OpenELM: An Efficient Language Model Family with Open Training and Inference Framework

Introduction

OpenELM is a family of efficient language models designed to enhance accuracy through a layer-wise scaling strategy within transformer models. Developed by a team including Sachin Mehta, Mohammad Hossein Sekhavat, and others, the models are pretrained using the CoreNet library and come in various sizes: 270M, 450M, 1.1B, and 3B parameters. Both pretrained and instruction-tuned models are available for each size.

Architecture

OpenELM employs a layer-wise scaling strategy to efficiently allocate parameters within transformer layers, contributing to improved model accuracy.
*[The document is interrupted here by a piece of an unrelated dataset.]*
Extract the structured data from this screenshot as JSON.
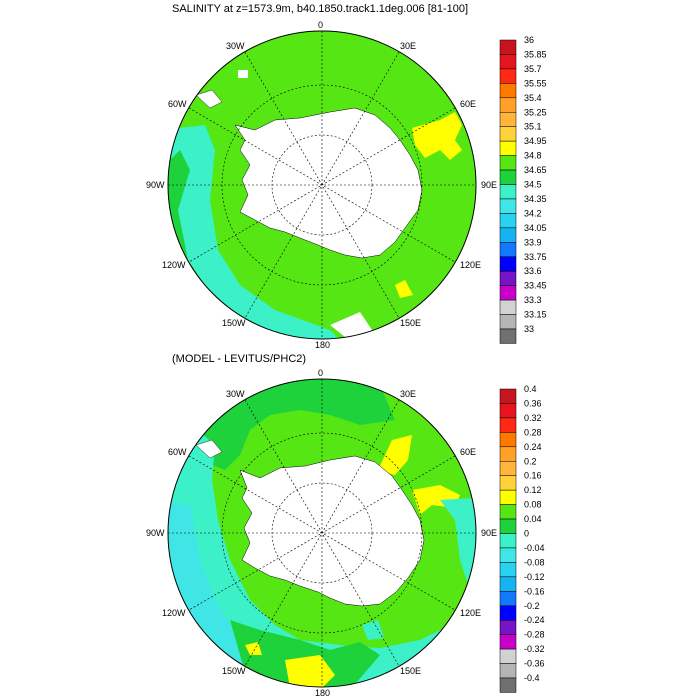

The models are pretrained on a dataset comprising RefinedWeb, deduplicated PILE, a subset of RedPajama, and Dolma v1.6, totaling approximately 1.8 trillion tokens.

Training

The training involved using a diverse dataset, and both pretrained and instruction-tuned models are made available. Users are advised to review the license agreements and terms of these datasets before use.

Guide: Running Locally

Install Dependencies:

Clone the evaluation harness repository:

git clone https://github.com/EleutherAI/lm-evaluation-harness public-lm-eval-harness
cd public-lm-eval-harness
git checkout dc90fec
pip install -e .
cd ..

Install additional packages:

pip install datasets@git+https://github.com/huggingface/datasets.git@66d6242
pip install tokenizers>=0.15.2 transformers>=4.38.2 sentencepiece>=0.2.0

Run Inference:

Use the generate_openelm.py script to generate text:

python generate_openelm.py --model [MODEL_NAME] --hf_access_token [HF_ACCESS_TOKEN] --prompt 'Once upon a time there was' --generate_kwargs repetition_penalty=1.2

Cloud GPUs:
- For enhanced performance, consider using cloud GPU services such as AWS EC2, Google Cloud Platform, or Azure.

License

OpenELM is released under the Apple Sample Code License. Users should review the license details to understand the terms and conditions of use.